As for holding the clamps I made me some stands out of scrap plywood and the wonderful thing about doing it this way is there is no need to clean off the work bench to do a glue up.










As you can see there is no need to clear off the work bench to do a glue up using these style of clamps.


----------



## a1Jim

Lots of good suggestions , I find most problems with panel glue ups stem from few mistakes people make, one is that people don't alternate their clamps (one on the bottom and on on the top) another area is having you clamps uneven (one side of clamp being much higher than the other end) and not having the clamps parallel across your panels making for unequal pressure that can cause distortion of your panel. Another area is when using pipe clamps don't let the pipes touch your wood (no black marks) an lastly don't need a lot of pressure(some people tighten the clamps as tight as they can (another area that can cause distortion of your panel). Even though parallel clamps are nice to have you can get good results from almost any clamp that will give you enough pressure to glue up panels.


----------



## jdh122

gfadvm:
Here's a short finewoodworking video that shows how to make cauls with a jointer:

http://www.finewoodworking.com/how-to/video/how-to-make-cambered-cauls.aspx


----------



## gfadvm

jdh122, Thank you! I knew it was out there.


----------



## joeyinsouthaustin

Good link *jdh* I have made all my cauls with a jointer.
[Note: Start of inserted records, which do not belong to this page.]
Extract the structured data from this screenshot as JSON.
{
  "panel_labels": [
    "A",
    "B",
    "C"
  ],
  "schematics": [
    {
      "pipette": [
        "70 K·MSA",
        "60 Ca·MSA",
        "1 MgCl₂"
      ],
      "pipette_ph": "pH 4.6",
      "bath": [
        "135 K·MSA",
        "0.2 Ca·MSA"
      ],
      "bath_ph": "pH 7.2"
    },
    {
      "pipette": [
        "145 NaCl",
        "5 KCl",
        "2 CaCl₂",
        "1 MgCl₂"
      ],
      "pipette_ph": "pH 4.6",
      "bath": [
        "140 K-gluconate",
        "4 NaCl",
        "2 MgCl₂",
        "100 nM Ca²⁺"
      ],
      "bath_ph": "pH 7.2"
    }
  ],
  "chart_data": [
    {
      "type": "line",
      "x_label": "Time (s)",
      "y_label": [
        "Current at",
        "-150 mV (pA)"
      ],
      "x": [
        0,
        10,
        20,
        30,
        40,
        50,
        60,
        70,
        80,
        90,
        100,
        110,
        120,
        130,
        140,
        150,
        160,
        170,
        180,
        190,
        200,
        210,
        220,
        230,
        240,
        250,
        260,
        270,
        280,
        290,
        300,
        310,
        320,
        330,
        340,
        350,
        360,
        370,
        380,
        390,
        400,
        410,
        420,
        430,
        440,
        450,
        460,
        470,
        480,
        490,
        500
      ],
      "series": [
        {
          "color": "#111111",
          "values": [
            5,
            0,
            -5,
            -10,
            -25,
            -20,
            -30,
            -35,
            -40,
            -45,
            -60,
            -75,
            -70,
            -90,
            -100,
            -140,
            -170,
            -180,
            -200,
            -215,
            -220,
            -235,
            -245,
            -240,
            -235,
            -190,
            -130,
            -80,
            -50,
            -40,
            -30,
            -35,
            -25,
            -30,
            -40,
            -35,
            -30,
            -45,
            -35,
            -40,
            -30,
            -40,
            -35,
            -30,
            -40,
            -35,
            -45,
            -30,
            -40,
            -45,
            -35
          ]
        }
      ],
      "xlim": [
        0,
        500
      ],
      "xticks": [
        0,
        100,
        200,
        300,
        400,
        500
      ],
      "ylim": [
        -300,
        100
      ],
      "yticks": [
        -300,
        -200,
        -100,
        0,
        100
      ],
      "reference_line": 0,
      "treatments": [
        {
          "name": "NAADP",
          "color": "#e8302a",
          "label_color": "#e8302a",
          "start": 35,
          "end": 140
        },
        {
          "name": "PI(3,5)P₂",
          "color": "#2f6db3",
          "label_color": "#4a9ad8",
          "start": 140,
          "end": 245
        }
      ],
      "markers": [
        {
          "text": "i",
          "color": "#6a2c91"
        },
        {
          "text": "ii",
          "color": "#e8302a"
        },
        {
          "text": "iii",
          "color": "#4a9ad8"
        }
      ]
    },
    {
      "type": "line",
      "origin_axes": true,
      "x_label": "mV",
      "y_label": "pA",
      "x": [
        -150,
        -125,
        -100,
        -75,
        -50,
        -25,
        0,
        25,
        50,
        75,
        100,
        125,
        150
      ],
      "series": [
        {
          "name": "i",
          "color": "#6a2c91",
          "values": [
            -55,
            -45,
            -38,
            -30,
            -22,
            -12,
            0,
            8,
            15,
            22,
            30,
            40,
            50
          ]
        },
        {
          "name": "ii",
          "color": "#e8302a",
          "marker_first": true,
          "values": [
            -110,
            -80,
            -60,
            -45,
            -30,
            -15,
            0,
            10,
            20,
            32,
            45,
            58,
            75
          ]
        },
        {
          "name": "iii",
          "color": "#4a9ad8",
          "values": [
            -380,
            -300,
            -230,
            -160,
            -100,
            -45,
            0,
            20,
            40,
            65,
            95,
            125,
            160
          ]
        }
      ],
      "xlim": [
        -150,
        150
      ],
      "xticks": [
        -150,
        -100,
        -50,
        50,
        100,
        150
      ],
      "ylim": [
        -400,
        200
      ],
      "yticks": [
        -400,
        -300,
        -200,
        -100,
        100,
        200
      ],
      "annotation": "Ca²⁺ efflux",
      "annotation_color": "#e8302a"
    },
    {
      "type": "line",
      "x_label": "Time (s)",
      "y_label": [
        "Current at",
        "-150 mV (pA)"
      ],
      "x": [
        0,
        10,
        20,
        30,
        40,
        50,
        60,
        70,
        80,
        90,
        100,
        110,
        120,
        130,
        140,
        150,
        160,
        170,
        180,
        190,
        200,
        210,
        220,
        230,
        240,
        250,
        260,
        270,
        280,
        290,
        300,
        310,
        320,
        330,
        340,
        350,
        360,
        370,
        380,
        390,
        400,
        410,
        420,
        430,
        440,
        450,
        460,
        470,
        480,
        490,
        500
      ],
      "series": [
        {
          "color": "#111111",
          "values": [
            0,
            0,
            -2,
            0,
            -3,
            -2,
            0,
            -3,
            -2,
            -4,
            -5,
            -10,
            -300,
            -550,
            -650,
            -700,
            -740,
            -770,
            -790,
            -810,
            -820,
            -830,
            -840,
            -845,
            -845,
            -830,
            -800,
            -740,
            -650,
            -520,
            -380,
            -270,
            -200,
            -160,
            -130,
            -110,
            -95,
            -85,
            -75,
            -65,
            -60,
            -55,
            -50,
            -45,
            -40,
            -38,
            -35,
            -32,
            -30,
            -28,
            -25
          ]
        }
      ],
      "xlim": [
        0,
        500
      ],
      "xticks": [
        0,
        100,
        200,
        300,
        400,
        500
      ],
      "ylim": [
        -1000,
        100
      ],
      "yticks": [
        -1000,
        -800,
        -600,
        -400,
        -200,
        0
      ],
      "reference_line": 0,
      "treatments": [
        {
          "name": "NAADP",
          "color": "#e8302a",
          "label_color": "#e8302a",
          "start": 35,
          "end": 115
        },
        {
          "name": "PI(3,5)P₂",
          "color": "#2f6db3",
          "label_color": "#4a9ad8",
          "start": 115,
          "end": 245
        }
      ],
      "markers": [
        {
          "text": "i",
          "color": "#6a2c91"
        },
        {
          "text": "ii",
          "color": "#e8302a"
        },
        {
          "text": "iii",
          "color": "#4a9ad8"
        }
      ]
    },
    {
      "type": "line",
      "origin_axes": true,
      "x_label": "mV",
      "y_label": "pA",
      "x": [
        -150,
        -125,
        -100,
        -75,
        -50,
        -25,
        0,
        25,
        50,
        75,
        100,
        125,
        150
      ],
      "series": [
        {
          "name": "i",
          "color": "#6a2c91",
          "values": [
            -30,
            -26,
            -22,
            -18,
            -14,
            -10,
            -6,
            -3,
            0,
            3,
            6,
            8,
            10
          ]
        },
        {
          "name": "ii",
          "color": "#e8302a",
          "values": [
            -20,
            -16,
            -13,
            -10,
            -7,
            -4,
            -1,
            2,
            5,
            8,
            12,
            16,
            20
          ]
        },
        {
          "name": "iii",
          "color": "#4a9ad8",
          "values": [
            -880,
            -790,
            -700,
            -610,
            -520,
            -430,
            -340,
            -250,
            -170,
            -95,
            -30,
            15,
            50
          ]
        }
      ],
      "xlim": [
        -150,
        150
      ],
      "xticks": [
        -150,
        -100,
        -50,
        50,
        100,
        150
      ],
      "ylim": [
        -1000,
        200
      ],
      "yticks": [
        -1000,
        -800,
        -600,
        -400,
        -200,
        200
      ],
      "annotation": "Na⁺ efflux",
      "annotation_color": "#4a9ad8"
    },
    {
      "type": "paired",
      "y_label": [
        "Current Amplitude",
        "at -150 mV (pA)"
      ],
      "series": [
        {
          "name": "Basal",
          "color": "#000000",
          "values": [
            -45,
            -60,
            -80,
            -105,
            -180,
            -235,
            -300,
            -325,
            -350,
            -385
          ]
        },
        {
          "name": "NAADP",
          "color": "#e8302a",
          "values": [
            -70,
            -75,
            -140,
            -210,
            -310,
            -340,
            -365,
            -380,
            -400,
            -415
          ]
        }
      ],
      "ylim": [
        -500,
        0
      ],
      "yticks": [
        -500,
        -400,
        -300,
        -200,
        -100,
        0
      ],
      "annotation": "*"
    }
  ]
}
OP.. with side cauls and top cauls you should be able to glue up panels in that dimensions with much fewer clamps and better results. Here is a 13' by 26" glue up for example. As far as types of clamps… if you let the cauls do the work you will see below I have all different kinds of clamps mixed together.. and this is 4/4 Zebra wood. Pretty expensive to be messing up. please note the pressure clamps are over under as *A1jim* strongly points out. with side cauls and top and bottom cauls.


----------



## donwilwol

I've always used pipe clamps. waiting to hear the issue.


----------



## GregInMaryland

Everyone, thank you very much for the thoughtful and helpful responses. I have the answers I need and plenty to think about. As they say across the pond "Keep Calm and Carry On"

Greg


----------



## Dal300

If you gotta ask, you ain't got enough.

Good Luck on your endeavors!


----------



## redSLED

I want more clamps too, and just came across this - Lumberjocks ingenuity! :










^ at http://lumberjocks.com/projects/70884


----------



## ClintSearl

Overkill! Three is all that are needed if the joints dry fit without gaps. Don't over glue and don't over tighten. Only glue two boards at a time.


----------



## Mahdeew

AlanBienlein, What a great idea.. Thanks.


----------